La ministre de la justice du Québec Stéphanie Vallée fait une annonce à la maison du tourisme.

«Chaque cas, c'est un cas de trop», dit Vallée

« Chaque cas, c’est un cas de trop. » Voilà comment la ministre responsable de la région, Stéphanie Vallée, a réagi à la compilation du Droit ayant révélé que de tous les centres de santé du Québec, c’est celui de l’Outaouais qui a été le plus souvent visé par des recommandations émises par un coroner depuis le 1er janvier 2016.

Questionnée lundi en marge d’une conférence de presse sur un dossier touristique, la ministre Vallée a indiqué avoir discuté, avec ses collègues députés de la région, du dossier publié dans nos pages le matin même.

« C’est certain que chaque cas, c’est un cas de trop, mais ceci dit, vous comprendrez aussi dans quel contexte ça s’inscrit, on doit recevoir les recommandations du coroner et s’assurer que les recommandations soient mises en oeuvre, a mentionné Mme Vallée. Au-delà de ça, vous comprendrez que dans le contexte actuel, dans le contexte du dossier de M. Maxwell, moi je ne commenterai pas davantage. »

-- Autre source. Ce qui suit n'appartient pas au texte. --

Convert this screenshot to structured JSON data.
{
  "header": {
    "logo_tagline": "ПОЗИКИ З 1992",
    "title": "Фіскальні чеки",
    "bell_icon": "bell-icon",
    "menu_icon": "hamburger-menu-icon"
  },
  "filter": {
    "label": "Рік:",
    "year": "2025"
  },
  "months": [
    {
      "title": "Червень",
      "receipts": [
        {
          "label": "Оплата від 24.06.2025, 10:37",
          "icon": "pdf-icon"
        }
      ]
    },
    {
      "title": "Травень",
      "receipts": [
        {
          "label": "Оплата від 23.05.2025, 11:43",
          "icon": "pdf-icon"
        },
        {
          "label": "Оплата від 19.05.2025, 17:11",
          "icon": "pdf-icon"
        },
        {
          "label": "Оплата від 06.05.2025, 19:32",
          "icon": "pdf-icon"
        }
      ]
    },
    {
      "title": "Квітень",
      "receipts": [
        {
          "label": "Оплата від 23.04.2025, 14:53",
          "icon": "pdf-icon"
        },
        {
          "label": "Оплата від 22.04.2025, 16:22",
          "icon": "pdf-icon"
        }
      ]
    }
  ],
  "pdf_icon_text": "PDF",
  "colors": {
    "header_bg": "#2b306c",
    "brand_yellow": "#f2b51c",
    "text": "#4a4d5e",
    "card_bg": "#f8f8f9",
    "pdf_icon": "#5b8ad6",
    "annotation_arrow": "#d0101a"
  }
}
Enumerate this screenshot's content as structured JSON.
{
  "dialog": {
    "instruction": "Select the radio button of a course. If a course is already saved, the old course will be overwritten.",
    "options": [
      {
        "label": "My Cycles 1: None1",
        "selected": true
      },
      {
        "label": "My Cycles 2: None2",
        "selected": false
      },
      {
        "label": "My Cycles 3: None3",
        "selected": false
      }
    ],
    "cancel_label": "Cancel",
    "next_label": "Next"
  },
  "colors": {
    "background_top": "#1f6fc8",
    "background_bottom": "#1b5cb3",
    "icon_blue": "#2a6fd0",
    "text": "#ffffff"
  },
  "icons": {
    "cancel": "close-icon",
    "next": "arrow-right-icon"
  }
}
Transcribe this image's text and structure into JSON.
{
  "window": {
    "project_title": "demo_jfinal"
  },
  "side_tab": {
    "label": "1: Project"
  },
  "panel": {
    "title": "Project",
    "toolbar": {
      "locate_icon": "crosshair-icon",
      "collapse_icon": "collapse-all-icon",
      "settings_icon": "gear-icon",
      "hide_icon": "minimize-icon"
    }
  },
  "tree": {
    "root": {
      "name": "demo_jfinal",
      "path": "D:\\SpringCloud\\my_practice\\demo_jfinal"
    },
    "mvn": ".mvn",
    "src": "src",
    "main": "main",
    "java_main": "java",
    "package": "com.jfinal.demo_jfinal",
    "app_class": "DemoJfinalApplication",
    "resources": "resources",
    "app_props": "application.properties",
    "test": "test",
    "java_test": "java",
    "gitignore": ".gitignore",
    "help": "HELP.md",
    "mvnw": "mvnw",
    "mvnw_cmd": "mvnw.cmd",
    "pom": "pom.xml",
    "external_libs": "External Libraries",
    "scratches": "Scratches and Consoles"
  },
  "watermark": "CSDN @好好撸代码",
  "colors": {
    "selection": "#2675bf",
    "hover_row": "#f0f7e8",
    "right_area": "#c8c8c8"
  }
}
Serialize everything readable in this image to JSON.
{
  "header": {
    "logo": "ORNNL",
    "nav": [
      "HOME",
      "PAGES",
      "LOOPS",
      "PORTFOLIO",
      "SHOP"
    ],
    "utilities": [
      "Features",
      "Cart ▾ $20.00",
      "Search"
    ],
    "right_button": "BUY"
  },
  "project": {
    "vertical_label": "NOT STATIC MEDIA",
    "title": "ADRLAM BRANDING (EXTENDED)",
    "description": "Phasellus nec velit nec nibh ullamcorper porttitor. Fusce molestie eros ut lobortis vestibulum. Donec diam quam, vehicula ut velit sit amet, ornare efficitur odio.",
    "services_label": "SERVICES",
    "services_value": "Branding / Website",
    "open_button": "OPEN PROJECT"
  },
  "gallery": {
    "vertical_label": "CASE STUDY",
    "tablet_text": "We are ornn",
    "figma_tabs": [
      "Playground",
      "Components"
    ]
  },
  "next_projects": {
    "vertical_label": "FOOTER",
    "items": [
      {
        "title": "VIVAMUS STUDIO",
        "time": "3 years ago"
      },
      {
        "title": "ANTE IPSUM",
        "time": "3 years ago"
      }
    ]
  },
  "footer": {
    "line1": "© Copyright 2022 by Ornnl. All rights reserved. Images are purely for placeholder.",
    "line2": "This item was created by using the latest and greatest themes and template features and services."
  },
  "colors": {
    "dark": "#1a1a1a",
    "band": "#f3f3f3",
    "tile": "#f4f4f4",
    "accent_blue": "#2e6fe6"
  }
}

Le rapport de la coroner Pascale Boulay sur le décès de Marc-André Maxwell, dont les conclusions ont été dévoilées par Le Droit vendredi, est le dernier des neuf cas de recommandations d’un coroner visant le Centre intégré de santé et de services sociaux de l’Outaouais (CISSSO) ayant été recensés depuis le début de l’année 2016.

« Ce sont neuf cas distincts [...] il n’y a pas nécessairement de similitudes dans chacun des cas, a affirmé Mme Vallée. Comme je vous l’ai mentionné, chaque cas est un cas de trop et c’est certain que l’objectif, c’est qu’il n’y en ait pas. »

Interrogée à savoir si elle comprenait les gens qui s’inquiètent au sein de la population, la ministre a souligné qu’il y a « des équipes qui sont dédiées au sein du CISSSO ». « Il y a toujours des améliorations à faire, mais je ne voudrais pas pour autant que cette situation amène les gens à remettre en doute la qualité des soins qui sont offerts sur le territoire de l’Outaouais », a-t-elle dit.

Alors que dans le cadre de son annonce en matière touristique, Stéphanie Vallée a souligné qu’« on a de quoi être fiers » de l’équipe de Tourisme Outaouais « qui est dynamique, qui est dévouée », elle n’a pas voulu dire si elle avait la même opinion du réseau régional de la santé. « Votre question est intimement liée au dossier de M. Maxwell », a-t-elle répondu. La mêlée de presse a immédiatement pris fin.

Le CISSSO se tait

Peu de temps après, le CISSSO a fait parvenir aux médias un communiqué mentionnant que bien que son président-directeur général, Jean Hébert, ait accordé une entrevue à la radio en matinée sur les rapports et les recommandations de coroner, il n’en ferait plus d’autres « pour des raisons légales ».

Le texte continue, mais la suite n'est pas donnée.